I attended the ARC Forum in Orlando Florida. The title of the forum is “The Digital Enterprise,” but it’s mostly about what’s going on with automation security. I’ve attended a number of talks and panel discussions and am dismayed by a lot of what I am hearing. I’ve put together a list (in random order) of the kinds of things I’ve heard so far.
Note 1: There seems to be a rush of companies jumping at the opportunity to cash in on the security fears of automation companies. There are myriad solutions. Lots of claims. None that are verifiable. Everybody says they’re the ones that can solve your security concern.
Note 2: Marty Williams from Homeland Security made a point I really liked. It was very simple and in today’s world, simplicity is not seen as a virtue. Marty told automation companies to evaluate their core processes, pick the one that is the most critical to life safety, the economic vitality of the plant, or most difficult to replace, and take it offline. Yes, completely disconnect it from the Internet and business networks. Essentially, hide it. Use a sneaker-net transfer of data in one direction only. His reasoning is that nothing can really be protected. If there is a well-funded organization or a nation-state that desires to penetrate your process, they will do so. They will use your people, your suppliers, your systems, or your technology against you in some fashion and they will succeed. You can’t stop them. You have to take the most critical pieces of your process offline. And that’s from Homeland Security!

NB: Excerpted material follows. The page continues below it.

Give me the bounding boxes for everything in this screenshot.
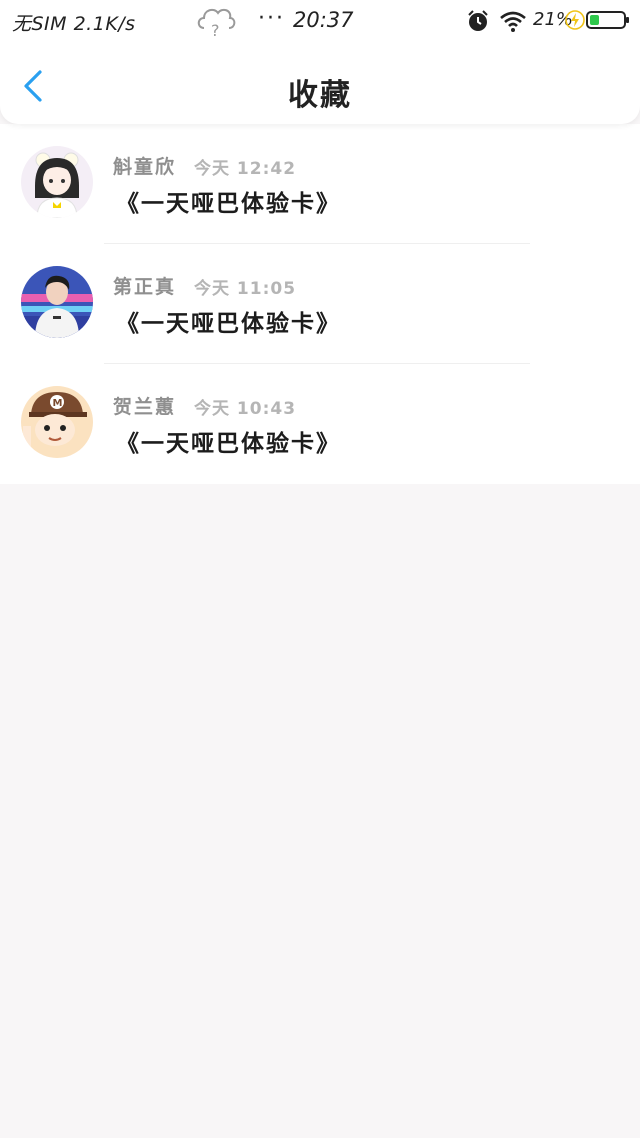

Note 3: We haven’t really accomplished anything in the last ten years in our security efforts. We’ve succeeded in connecting everything. We’ve eliminated all the islands of automation but we haven’t made the equivalent progress in making anything more secure. Partly because of the problem I alluded to in the last note, but also because we just haven’t focused on it. We haven’t trained people well. We are implementing weak security measures and vastly overestimating their effectiveness. Our efforts as an industry are weak and ineffective.
Note 4: One of the attendees made the most intelligent remark that I heard. He said the problem with the automation industry is that we haven’t built security into the architecture. He mentioned Bitcoin and the Blockchain concept. When the original designers began thinking about Bitcoin, they thought long and hard about how to incorporate security into it. They had to. You can’t have a digital currency that isn’t secure. They developed the Blockchain infrastructure where all the transactions build upon one another. When I send Emily five Bitcoins, the block recording that transaction is locked in using the hash result from a hash of all previous transactions. Emily, as deceitful as she is, can’t change that five Bitcoin transaction to 500 Bitcoins without changing all the previous transactions. And, since that Blockchain is duplicated on thousands of machines, she would have to have massive computing power in order to change all the Blockchains on every computer all over the world.